That's one for a pastebin its going to be big. Its the extended internal drive status and error log for each drive.

I have had two drives drop out of a raid5 15 min apart due to bad sectors. I was lucky. I lost 4kb in the middle of my media collection.

The backup is to rip all the DVDs again.

The authoritative guide is compulsory reading.

The main take aways are "Don't Panic", and "don't write anything". Right now, we are still in the understanding what went wrong and what have we got to work with phase.

Right now, write nothing and make some images to play with.

----------

## eccerr0r

Still trying to wrap my head around what actually happened.  If three drives in a 8+1 RAID6 suddenly drop, unless one of those that dropped was the +1 spare, it should have been game over, do not pass go, do not collect $200.  Apparently the spare was still in the array, but since we lost too many non-spare drives there was no way for it to rebuild - it should have been immediately stopped writing to any disk and go to limp mode.

How another 400+ transactions still made it to the remaining disks baffles me...  did RAID6 do something bad and try to recover from a 3-disk loss perhaps?

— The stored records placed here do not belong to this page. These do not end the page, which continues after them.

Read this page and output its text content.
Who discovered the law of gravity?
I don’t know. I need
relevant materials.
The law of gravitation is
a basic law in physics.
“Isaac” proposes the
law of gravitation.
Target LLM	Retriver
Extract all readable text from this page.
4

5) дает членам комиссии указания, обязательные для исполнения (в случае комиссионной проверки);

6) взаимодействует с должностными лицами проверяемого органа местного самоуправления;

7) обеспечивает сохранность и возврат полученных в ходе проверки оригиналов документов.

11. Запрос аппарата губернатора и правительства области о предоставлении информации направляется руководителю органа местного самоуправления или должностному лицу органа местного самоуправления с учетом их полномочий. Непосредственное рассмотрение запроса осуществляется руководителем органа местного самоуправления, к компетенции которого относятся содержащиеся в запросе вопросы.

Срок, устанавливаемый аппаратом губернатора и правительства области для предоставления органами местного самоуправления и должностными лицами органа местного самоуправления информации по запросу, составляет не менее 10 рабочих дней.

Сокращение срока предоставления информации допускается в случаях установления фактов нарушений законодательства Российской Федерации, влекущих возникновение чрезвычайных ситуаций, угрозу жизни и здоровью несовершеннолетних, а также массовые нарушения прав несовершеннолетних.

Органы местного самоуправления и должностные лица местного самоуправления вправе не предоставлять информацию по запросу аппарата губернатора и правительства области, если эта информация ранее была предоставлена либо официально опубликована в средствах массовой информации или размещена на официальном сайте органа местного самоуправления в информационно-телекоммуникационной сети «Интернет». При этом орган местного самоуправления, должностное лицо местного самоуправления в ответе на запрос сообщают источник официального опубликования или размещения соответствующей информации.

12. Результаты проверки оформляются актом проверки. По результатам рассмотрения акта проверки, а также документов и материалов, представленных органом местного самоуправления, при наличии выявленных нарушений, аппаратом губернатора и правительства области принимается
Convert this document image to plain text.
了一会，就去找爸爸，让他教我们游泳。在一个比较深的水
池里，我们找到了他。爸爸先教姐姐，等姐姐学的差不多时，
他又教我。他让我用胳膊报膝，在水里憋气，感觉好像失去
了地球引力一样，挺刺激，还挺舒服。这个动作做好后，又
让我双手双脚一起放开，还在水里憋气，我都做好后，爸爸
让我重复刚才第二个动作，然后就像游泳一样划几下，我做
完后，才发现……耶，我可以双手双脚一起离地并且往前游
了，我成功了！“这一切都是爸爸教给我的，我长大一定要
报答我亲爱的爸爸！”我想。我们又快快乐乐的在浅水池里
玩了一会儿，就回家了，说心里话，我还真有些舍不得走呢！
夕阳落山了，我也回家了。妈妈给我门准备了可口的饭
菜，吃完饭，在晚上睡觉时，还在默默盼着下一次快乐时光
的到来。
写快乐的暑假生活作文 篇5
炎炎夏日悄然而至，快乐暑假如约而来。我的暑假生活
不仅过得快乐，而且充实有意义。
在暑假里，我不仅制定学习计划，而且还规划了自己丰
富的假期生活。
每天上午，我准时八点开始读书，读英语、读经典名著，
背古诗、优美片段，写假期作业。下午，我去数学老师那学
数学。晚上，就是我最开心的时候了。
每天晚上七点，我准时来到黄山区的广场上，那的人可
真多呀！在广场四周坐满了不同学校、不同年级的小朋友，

Now I think a --force may be needed to reassemble at this point and yes you'll now have the "fun" task of finding out what got corrupted, a lot of stuff may be corrupted at this point.

TBH single bad sectors are the better way to drop a disk, at least there's a way to know what the corrupted data is (the bad sector!)... having good disks drop due to someone tripping over some cords... now who knows what was being written at the time.

RAID is not backup!

----------

## NeddySeagoon

eccerr0r,

That's why I want to see the SMART logs ... before a --force.

----------

## eccerr0r

russK did mention:

 *russK wrote:*   

> I don't know what hiccup caused this.  All drives appear healthy with smartctl.

 

so I'm not sure if there were any bad sectors unfortunately, so it's leaning towards a "oops" deal... :(

----------

## NeddySeagoon

eccerr0r,

Trust but verify :)

But yeah, its heading that way.

----------

## russK

Thanks guys,

Here is the smartctl output from 'for d in /dev/sdj /dev/sdp /dev/sdb /dev/sdc /dev/sdl /dev/sdk /dev/sdo /dev/sdn /dev/sdh ; do printf "==================== %s ===============\n" $d &&  smartctl -x $d ; done'

http://dpaste.com/9PV5774KJ

I am suspecting the incident may have been due to an ESD event, I'm taking measures to reduce static in this work area.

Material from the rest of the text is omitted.